Bu sihirli sözcükler daha sonrasında Ali Baba’yı bir hazineye götürdü. Belki de buradan bakılınca “susam” kelimesinin hikayede sihirli sözcük olarak kullanılmasına ve hazineye götüren yardımcı olarak kullanılmasına şaşırmamak gerek. Zira susam da tıpkı kapısını açtığı mağaradaki hazine kadar zengin. Kalsiyum açısından son derece zengin olan bu bitki magnezyum, potasyum mineralleri ve B vitamini açısından da oldukça zengin.

Susamın hazinesi elbette bunlarla sınırlı değil. Folik asit açısından oldukça zengin olan bu bitki lifli yapısıyla da hazinesinin değerine değer katıyor.

İnsanoğlunun kullandığı en eski tohumlardan biri olarak bilinen susamla ilgili ilk kayıt MÖ 3000’lere kadar gidiyor. İnsanlığın 5000 yılın üzerinde bir süredir kullandığı susamın ilk kullanılmaya başladığı yer tam bir muamma.

Uzak Doğu’da, susamın Çin’e kadar ne zaman uzandığı konusu kesin değil. Bazı kaynaklar Çinlilerin susam yağını fenerlerinde 5.000 yıl öncesinde kullanmaya başladığını söylerken diğer kaynaklar da susamın Çin’e ilk olarak yaklaşık 2.000 yıl önce girdiğini söylüyor. Her iki iddia da bulundukları yerden doğru olabilir. Susam; ilk olarak yağının kullanıldığı, daha sonraları besin değerlerinin zenginliğinin keşfedilip yiyecek olarak mutfaklara giren bir bitki olduğu düşünülüyor. Dolayısıyla susam yağının susamdan önce insanoğlunun yaşamına girmiş olması daha mantıklı duruyor. Her ne kadar Uzak Doğu’daki tarihi biraz karmaşık olsa da, susam günümüzde Uzak Doğu mutfağının olmazsa olmazı haline gelmiştir.

Kesin belgelere dayandırılamasa da susamın aslen Hindistan kökenli olduğu da düşünülüyor. Birçok Hindu efsanesinde yer almış olmasından dolayı susamın kaynağının Hindistan olabileceği üzerinde duruluyor. Bu efsanelere göre, susam tohumu bir ölümsüzlük simgesi olarak görülüyordu.

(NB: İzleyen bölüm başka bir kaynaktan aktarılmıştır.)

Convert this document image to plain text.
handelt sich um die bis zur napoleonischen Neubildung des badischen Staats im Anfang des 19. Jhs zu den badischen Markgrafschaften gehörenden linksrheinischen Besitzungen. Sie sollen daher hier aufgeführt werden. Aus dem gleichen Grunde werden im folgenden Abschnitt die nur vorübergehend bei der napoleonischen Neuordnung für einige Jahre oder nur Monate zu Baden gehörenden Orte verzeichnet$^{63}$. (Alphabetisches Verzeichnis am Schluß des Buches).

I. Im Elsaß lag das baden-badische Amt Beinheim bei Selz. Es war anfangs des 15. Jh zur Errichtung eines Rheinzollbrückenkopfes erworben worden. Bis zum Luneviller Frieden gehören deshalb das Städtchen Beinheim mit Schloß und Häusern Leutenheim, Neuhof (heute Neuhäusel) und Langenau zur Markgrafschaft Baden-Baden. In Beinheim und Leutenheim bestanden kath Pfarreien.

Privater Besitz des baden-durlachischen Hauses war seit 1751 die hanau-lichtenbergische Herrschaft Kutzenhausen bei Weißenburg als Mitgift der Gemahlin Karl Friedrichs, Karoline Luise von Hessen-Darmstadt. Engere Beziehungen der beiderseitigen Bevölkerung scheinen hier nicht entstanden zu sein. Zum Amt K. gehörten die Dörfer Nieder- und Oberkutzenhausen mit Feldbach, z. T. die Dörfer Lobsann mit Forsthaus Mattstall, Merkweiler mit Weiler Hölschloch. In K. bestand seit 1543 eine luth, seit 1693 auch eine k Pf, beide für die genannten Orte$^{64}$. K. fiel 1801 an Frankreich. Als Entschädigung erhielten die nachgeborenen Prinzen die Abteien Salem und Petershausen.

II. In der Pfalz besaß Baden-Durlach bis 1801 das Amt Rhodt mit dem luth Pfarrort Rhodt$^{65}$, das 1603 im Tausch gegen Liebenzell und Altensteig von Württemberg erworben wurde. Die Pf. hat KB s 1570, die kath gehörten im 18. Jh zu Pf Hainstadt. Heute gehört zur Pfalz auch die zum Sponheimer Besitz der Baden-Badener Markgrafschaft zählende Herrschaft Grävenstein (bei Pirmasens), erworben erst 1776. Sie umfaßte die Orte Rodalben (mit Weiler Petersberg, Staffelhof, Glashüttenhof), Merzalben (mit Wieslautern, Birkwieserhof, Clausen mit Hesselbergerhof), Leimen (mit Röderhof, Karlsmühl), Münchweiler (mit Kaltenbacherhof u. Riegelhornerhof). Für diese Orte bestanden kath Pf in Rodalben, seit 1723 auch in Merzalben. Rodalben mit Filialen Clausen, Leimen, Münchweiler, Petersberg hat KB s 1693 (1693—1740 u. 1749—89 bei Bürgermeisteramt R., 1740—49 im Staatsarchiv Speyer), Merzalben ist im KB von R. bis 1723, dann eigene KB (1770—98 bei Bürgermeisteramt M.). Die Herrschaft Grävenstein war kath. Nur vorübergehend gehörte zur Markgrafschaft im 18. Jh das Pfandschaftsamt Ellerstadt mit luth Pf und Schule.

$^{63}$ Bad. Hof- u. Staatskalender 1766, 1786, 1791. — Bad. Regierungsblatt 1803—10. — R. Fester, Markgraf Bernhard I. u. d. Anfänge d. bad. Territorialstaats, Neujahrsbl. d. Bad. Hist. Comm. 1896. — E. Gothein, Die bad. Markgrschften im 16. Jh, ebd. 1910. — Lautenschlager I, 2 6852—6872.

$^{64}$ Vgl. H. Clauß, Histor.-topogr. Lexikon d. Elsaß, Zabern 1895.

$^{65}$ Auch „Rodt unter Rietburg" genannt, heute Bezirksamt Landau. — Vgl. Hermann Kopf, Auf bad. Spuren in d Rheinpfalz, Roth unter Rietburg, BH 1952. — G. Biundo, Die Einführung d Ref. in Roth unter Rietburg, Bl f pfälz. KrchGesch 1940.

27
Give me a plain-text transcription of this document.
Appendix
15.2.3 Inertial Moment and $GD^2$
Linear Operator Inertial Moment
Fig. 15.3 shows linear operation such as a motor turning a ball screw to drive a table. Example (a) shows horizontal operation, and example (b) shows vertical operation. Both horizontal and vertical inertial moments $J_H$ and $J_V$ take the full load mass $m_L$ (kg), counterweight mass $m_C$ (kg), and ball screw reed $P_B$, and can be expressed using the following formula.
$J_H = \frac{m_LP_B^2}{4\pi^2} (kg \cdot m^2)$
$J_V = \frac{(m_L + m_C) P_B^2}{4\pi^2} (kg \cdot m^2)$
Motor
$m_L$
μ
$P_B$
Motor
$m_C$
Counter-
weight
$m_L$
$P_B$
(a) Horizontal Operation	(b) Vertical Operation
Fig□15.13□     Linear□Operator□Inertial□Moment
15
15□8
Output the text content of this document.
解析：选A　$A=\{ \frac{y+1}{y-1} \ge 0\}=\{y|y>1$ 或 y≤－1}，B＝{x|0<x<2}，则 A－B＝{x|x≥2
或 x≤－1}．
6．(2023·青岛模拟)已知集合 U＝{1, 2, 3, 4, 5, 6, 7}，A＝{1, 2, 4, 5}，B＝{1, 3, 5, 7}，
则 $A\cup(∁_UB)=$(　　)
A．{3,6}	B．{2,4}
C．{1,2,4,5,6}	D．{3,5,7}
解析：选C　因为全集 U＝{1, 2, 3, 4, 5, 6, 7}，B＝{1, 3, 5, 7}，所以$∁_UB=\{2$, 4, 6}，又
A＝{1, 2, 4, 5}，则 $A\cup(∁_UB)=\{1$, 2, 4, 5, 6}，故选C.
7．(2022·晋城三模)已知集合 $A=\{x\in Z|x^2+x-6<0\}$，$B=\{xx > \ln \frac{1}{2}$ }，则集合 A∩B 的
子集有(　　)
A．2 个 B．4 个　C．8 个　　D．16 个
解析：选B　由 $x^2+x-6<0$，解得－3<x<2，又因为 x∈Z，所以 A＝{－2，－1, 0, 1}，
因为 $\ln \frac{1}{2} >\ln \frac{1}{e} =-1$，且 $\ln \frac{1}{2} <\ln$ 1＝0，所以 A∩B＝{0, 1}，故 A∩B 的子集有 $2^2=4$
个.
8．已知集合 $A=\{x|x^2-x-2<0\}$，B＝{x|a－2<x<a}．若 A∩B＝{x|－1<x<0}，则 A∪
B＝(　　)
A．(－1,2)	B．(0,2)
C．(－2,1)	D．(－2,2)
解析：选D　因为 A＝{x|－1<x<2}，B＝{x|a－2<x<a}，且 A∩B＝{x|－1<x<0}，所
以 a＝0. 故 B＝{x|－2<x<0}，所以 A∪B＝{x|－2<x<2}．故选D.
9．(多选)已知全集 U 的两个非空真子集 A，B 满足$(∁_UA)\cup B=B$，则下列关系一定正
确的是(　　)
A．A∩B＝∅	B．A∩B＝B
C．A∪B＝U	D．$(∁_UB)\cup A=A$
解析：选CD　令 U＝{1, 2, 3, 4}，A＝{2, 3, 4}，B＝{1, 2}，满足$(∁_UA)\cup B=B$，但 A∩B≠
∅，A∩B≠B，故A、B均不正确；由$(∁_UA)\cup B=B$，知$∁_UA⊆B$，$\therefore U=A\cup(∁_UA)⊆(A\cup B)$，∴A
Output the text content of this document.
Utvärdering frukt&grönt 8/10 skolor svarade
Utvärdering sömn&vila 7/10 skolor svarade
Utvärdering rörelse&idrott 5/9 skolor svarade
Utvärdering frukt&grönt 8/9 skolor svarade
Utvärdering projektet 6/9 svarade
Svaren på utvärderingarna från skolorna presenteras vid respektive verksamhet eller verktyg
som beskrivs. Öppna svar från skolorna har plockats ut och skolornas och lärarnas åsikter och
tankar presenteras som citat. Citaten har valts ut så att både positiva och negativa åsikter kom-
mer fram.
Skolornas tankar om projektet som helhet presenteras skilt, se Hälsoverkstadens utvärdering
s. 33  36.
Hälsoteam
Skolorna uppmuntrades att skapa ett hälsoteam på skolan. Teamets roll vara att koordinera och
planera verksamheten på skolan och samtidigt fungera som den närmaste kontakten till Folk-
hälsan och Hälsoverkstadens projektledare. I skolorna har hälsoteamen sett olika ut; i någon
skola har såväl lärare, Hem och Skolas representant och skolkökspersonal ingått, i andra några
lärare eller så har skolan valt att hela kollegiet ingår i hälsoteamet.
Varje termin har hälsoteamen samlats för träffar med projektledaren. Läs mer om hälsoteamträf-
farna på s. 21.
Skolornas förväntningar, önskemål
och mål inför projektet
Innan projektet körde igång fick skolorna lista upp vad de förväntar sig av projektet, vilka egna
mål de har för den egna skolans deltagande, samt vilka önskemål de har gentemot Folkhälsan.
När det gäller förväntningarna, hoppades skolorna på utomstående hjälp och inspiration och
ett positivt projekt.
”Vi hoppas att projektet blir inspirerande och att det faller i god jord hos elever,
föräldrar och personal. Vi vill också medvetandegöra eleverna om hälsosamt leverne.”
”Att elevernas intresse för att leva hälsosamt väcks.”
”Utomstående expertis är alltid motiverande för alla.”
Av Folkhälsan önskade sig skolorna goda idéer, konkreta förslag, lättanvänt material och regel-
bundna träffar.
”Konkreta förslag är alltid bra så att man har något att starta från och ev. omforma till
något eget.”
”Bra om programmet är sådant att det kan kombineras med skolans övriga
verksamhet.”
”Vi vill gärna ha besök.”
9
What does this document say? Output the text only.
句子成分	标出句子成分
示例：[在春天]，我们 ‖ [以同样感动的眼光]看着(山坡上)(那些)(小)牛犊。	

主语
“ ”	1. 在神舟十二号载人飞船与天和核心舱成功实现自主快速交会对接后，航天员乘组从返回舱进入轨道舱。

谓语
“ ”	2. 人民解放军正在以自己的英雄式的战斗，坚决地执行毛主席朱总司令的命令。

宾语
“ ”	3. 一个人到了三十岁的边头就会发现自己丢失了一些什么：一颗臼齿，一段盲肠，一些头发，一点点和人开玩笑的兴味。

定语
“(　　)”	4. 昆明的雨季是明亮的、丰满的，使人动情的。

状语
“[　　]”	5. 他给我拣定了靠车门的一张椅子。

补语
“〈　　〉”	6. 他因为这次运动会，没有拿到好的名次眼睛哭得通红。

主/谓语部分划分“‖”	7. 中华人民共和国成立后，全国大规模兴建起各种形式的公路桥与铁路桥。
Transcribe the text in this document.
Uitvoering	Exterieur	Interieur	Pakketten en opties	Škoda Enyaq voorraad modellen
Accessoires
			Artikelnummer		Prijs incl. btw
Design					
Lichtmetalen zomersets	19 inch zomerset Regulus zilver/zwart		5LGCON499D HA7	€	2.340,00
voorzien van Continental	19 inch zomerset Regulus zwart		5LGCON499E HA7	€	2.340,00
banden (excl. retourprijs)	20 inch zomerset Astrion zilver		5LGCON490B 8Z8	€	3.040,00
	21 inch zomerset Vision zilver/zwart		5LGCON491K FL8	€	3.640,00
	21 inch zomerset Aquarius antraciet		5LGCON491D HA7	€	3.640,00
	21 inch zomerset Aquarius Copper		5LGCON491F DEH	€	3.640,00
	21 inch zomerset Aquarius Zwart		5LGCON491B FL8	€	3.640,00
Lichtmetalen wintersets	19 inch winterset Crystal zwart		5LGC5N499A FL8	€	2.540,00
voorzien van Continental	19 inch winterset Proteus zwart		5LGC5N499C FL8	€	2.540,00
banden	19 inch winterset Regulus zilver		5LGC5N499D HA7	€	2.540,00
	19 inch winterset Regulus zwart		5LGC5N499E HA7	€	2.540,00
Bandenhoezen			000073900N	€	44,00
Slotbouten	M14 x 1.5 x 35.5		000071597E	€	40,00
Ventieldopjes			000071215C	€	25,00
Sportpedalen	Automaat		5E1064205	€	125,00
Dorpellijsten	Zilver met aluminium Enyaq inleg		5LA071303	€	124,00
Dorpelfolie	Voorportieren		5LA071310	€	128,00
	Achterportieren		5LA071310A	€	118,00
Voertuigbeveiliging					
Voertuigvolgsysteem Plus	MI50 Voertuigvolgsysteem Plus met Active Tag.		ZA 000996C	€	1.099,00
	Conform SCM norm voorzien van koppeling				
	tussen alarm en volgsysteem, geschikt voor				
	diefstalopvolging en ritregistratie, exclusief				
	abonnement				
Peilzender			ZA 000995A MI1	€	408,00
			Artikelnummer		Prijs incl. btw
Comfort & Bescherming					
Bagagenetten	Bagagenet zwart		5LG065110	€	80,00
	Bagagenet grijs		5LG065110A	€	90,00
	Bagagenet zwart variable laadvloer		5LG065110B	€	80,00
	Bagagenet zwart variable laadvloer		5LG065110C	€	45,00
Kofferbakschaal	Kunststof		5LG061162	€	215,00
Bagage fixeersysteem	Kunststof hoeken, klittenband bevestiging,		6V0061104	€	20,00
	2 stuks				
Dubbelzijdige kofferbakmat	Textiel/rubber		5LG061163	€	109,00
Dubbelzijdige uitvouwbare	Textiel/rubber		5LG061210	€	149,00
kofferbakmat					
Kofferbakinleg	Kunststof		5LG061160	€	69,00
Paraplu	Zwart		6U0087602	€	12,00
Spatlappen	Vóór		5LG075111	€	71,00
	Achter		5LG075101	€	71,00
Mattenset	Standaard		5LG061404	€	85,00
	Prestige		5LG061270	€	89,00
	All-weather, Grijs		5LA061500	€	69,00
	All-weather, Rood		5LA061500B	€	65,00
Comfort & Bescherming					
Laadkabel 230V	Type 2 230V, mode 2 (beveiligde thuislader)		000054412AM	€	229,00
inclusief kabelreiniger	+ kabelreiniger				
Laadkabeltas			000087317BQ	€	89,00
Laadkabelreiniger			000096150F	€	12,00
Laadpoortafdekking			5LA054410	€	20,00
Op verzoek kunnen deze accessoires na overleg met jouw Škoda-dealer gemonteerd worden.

Bizim de kahvaltılarımızın önemli aktörlerinden biri olan tahin & pekmezdeki tahinin ham maddesi ve tabii ki simitte olmazsa olmaz olan susamın, insanlık tarihindeki yerini içerdiği zengin hazinesiyle fazlasıyla hak ettiğini söylememiz yanlış olmaz. Geleneksel tedaviden aydınlatmaya, sindirim sisteminden dolaşım sistemine, içerdiği omega-6 yağ asitleri, antioksidanları sayesinde büyük bir zenginliği küçücük bir tohuma sığıyor.